If your host system is using a filesystem with built-in compression like ZFS or BTRFS it won’t affect the amount of free space left on the host.
But if you aren’t or want to copy the VM to another host, then you would like to reduce its size.
You can remove unneeded files/defragment/zero the empty space of the filesystem depending on the OS the VM is running before to help the file reduction.
For comparison purposes you can check the internal disk size before the optimisation and also after with the following command:
# qemu-img info linux-vm.qcow2 image: linux-vm.qcow2 file format: qcow2 virtual size: 20G (21474836480 bytes) disk size: 1.6G cluster_size: 65536 Format specific information: compat: 1.1 lazy refcounts: false refcount bits: 16 corrupt: false
Stop the VM and then process the VM file:
# qemu-img convert -O qcow2 linux-vm.qcow2 linux-vm-compressed.qcow2
Depending on the size of the image and the machine running the command it can be time consuming, but the size reduction is worth it.

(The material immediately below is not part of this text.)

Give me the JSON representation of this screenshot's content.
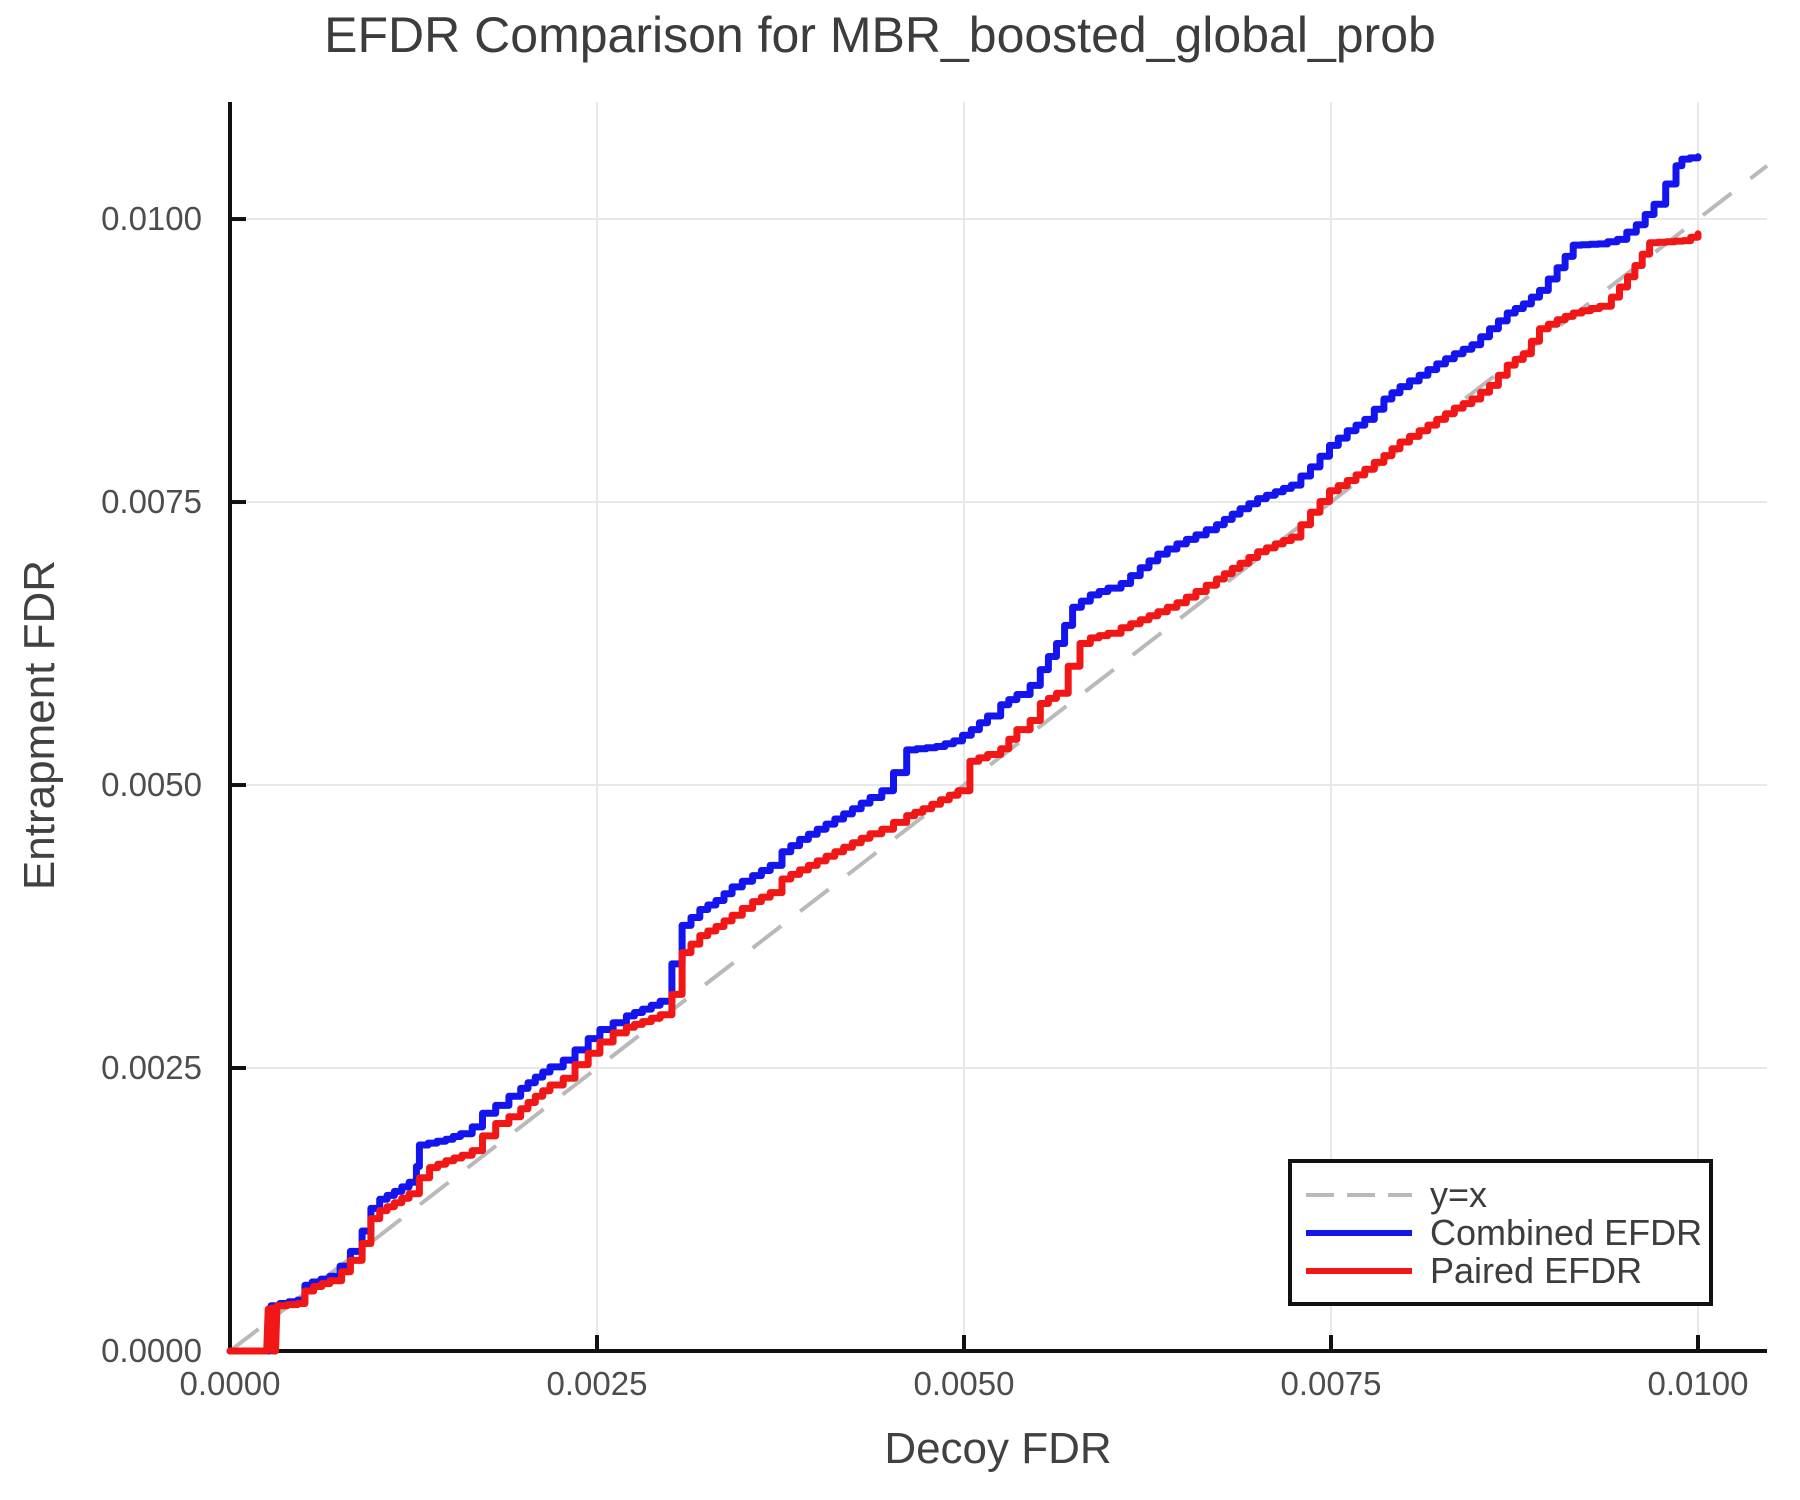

An alternative way of reducing the VM size is by using virt-sparsify.
Install the libguestfs-tools package.
[CentOS 7] yum install libguestfs-tools [CentOS 8] dnf install libguestfs-tools [Ubuntu/Debian] # apt install libguestfs-tools
Stop the VM and then process it with:
# virt-sparsify --in-place linux-vm.qcow2
The –in-place option won’t create a new file and will compress the existing one.